Just finished Michael Zadoorian's The Lost Tiki Palaces of Detroit: Stories (Wayne State University Press, 2009). I thoroughly enjoyed its deft cosmopolitan take on Detroit and its environs. This 200-page book is composed of three parts in three settings: West Side, East Side, Downtown. It's funny, because earlier today I met a guy from Detroit here in Fort Worth, Texas; when he was elaborating a little, he telescoped his former location a little to "West Side." Then "Six Mile." And so on.  

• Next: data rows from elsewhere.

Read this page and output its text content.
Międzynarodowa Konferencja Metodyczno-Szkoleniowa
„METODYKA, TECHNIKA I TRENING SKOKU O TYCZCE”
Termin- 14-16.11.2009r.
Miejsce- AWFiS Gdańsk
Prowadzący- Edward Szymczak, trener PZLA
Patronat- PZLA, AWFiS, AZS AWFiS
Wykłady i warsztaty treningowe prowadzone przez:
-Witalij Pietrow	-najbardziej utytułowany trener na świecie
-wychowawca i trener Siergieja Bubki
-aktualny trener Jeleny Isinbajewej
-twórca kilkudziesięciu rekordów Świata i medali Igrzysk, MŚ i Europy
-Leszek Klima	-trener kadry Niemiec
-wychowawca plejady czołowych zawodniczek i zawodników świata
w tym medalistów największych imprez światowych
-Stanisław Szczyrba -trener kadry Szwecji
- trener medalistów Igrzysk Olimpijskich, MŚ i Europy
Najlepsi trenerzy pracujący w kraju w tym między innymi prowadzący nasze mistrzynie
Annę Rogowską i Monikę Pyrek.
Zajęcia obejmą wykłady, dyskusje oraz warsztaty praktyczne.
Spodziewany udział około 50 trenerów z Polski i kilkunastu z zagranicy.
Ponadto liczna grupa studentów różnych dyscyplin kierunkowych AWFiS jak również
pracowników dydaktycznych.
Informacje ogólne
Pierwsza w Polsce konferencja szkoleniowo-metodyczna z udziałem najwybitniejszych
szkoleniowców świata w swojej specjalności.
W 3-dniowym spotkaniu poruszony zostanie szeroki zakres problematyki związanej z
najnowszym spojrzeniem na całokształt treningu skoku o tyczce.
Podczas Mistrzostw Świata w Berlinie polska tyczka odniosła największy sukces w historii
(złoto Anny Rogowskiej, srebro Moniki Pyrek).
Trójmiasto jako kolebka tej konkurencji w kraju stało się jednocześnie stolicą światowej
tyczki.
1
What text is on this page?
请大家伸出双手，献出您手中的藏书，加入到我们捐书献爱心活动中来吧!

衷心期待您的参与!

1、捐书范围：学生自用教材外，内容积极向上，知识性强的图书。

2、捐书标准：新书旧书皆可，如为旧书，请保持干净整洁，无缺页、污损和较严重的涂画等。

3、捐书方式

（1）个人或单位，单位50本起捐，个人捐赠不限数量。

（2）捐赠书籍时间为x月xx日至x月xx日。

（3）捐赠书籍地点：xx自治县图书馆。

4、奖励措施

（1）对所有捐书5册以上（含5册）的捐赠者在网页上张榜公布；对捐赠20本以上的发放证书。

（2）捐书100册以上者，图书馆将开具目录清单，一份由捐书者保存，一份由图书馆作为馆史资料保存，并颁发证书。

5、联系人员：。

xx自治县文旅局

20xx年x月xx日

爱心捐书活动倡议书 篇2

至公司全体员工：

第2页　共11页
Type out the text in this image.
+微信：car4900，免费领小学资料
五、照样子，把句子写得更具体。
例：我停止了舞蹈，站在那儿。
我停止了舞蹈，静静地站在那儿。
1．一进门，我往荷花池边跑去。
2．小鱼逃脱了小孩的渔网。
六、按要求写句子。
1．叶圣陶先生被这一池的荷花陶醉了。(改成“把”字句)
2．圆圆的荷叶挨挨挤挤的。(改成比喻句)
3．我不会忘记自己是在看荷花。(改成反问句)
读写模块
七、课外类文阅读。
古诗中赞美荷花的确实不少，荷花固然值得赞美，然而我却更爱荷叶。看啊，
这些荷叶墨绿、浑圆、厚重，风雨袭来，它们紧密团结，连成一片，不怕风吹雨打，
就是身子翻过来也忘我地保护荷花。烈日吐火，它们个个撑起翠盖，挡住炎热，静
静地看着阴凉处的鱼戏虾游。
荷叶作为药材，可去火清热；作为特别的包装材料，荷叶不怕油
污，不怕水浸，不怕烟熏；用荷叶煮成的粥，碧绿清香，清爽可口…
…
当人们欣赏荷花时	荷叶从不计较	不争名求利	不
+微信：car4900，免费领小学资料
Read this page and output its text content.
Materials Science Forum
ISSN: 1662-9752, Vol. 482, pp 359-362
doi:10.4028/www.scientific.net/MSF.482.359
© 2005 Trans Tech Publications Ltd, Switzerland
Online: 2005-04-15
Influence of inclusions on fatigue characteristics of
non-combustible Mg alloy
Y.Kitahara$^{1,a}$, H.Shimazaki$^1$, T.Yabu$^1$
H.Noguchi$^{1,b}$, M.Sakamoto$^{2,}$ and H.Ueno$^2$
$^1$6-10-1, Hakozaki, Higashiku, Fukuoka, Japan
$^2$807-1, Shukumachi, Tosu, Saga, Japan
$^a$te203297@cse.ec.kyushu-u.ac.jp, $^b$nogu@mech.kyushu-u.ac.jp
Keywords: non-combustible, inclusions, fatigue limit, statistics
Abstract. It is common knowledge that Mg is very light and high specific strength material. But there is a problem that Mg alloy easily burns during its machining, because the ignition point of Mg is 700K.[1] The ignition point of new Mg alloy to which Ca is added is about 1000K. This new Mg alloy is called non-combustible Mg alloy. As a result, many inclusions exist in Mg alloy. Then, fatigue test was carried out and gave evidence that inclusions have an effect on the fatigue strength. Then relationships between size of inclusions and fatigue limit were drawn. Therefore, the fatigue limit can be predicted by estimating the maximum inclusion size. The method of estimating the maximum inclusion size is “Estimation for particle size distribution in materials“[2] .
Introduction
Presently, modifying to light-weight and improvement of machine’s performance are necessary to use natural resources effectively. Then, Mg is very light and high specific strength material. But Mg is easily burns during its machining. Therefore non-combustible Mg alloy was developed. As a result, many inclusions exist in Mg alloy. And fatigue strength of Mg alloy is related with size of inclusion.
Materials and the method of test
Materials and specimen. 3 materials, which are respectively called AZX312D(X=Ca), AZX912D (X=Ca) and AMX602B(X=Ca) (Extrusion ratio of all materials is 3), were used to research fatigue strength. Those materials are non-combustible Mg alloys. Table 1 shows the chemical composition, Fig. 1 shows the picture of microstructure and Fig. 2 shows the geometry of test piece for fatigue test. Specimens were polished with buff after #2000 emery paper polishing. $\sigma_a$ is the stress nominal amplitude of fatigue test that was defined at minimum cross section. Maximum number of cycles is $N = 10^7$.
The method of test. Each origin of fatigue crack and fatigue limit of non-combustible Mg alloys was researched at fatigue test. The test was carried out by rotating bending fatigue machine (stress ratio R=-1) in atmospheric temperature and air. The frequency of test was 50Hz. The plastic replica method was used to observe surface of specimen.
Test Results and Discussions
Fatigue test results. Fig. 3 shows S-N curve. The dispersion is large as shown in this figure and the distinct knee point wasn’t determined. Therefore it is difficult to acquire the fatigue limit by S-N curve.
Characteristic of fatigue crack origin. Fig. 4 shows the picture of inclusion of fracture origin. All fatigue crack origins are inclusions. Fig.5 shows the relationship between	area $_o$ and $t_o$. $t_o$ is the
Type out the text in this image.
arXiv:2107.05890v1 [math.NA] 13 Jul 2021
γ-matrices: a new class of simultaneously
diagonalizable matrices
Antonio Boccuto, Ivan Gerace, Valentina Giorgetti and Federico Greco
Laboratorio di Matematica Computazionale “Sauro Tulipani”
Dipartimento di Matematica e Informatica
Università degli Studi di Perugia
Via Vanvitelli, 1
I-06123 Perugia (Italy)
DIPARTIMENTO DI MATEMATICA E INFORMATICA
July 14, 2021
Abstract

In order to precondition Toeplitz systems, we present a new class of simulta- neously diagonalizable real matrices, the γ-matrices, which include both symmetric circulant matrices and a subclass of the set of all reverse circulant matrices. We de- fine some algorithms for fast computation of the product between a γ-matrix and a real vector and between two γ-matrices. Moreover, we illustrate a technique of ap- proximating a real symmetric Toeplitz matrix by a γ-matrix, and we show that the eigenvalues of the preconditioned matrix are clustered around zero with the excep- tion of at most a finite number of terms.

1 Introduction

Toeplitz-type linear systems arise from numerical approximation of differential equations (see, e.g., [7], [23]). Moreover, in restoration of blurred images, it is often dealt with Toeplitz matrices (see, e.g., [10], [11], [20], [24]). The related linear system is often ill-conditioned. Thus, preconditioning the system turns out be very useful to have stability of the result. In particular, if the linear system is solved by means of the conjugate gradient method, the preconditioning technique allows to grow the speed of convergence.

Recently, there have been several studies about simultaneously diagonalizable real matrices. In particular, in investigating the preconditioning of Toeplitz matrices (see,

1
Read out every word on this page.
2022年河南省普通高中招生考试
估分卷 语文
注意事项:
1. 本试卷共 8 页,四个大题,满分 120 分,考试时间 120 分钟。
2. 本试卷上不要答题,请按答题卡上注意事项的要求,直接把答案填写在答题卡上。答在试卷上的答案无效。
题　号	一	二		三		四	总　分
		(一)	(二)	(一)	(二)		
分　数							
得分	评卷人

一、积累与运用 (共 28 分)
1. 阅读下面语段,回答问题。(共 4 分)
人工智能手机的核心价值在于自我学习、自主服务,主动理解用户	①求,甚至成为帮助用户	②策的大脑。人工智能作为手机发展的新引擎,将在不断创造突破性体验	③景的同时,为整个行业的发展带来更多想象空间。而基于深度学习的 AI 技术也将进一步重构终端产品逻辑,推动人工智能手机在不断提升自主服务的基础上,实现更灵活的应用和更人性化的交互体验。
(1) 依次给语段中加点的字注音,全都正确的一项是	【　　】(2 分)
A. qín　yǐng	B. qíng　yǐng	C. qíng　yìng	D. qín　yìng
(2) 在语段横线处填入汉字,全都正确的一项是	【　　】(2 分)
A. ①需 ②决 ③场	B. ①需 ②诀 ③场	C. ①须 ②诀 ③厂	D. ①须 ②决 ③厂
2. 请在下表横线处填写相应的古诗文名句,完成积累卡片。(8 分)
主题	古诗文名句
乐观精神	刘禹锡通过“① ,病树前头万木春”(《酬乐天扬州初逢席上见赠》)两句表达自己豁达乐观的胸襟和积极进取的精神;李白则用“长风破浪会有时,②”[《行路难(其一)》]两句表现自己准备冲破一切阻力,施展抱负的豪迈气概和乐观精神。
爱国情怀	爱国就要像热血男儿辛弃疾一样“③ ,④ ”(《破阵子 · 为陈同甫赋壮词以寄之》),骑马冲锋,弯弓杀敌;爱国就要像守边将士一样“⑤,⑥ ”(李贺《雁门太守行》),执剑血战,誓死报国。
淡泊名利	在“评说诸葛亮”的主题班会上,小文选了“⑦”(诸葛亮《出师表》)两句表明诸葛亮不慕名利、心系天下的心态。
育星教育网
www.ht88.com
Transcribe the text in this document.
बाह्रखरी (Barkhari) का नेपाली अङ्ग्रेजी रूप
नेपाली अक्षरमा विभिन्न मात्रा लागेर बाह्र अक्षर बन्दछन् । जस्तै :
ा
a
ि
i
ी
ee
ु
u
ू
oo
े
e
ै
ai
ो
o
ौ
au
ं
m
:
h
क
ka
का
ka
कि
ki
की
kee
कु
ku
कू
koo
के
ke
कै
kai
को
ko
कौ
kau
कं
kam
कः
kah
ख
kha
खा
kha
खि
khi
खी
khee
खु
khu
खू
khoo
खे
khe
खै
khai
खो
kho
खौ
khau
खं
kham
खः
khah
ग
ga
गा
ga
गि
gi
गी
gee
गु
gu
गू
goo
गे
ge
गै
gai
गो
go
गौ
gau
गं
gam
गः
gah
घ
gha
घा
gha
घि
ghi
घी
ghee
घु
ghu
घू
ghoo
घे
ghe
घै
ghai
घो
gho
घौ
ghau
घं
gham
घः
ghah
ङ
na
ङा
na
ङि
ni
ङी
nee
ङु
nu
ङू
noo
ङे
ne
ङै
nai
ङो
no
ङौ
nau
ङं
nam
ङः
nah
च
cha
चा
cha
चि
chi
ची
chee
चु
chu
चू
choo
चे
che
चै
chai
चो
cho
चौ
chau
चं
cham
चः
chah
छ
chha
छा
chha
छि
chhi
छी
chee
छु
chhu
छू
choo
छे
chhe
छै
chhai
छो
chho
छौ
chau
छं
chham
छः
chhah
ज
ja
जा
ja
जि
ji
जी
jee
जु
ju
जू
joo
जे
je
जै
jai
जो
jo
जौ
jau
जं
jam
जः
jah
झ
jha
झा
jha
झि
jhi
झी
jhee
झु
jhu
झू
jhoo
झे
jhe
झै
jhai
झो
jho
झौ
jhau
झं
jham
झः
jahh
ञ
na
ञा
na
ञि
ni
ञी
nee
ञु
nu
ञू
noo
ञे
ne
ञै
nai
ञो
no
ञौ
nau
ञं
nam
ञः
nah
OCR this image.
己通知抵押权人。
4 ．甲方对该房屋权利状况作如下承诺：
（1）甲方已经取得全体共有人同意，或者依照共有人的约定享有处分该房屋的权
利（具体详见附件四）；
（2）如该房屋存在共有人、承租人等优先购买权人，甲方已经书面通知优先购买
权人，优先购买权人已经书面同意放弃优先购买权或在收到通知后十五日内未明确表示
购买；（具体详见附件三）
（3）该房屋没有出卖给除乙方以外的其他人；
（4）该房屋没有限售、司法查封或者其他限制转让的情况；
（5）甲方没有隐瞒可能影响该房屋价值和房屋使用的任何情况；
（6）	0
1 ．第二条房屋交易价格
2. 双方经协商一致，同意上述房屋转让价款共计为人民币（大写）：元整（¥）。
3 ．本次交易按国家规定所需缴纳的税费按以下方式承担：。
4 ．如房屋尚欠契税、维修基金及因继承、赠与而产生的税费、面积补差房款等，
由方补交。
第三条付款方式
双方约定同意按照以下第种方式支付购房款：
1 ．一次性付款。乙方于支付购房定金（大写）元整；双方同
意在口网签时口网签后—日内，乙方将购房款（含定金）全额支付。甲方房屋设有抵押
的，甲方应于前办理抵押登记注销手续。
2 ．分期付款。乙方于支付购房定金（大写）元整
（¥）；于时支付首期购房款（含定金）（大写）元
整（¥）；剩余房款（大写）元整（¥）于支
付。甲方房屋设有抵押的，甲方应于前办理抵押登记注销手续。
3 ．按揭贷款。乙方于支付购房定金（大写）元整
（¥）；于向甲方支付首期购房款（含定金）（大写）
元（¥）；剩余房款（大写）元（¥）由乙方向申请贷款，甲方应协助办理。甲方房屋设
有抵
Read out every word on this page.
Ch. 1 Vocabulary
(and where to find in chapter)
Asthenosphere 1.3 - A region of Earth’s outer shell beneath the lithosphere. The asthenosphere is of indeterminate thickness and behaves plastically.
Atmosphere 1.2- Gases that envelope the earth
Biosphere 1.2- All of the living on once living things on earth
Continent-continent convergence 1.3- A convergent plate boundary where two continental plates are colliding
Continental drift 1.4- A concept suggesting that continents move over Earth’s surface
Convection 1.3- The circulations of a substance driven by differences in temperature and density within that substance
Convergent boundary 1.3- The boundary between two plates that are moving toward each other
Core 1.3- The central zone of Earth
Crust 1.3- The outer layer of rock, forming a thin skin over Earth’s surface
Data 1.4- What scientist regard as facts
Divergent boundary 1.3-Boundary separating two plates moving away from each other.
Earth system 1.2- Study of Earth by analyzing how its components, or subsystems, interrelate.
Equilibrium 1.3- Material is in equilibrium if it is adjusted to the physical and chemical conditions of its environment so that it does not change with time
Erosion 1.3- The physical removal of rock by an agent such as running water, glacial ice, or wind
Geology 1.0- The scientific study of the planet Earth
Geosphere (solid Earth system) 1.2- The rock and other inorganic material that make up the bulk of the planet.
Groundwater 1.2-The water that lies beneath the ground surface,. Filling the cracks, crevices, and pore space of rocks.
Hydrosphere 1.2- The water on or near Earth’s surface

I really like Zadoorian's sense of culture and history. There's a clear recognition that Detroit, as with all settled places that have been around a while, is like a palimpsest -- traces of the past co-exist with things to come, things already coming into view, even as some of the old is obliterated or on the verge. Everything is provisional, contingent, transitory. Still, treasures of the past do remain for those seeking them out. There are characters of all ages, but Zadoorian shows a particular respect and empathy for people who've been around long enough to have lived through perceptible changes, long enough to remember other ways of seeing. I dig it! 

Today's Rune: Possessions.  

1 comment:

the walking man said...

I think the last Tiki place in Detroit was on Cass south of WSU. My father for some reason or other used to love those places, he drank vodka straight so it wasn't the umbrella's in the drinks.

I think most of the problems in Detroit are with the institutional memory. For forty years now the successive administrations have been killing the memory of 300 years of history as if Detroit began in '72.

40 years of history is not a long time at all but by denying the past of this place they also lost the good portions and desires built from a looooooooooong memory.

If life began for Detroit in '72 then it began in shit and decay left over from '67. It really is no wonder why we are not the usual rust belt city rising at all.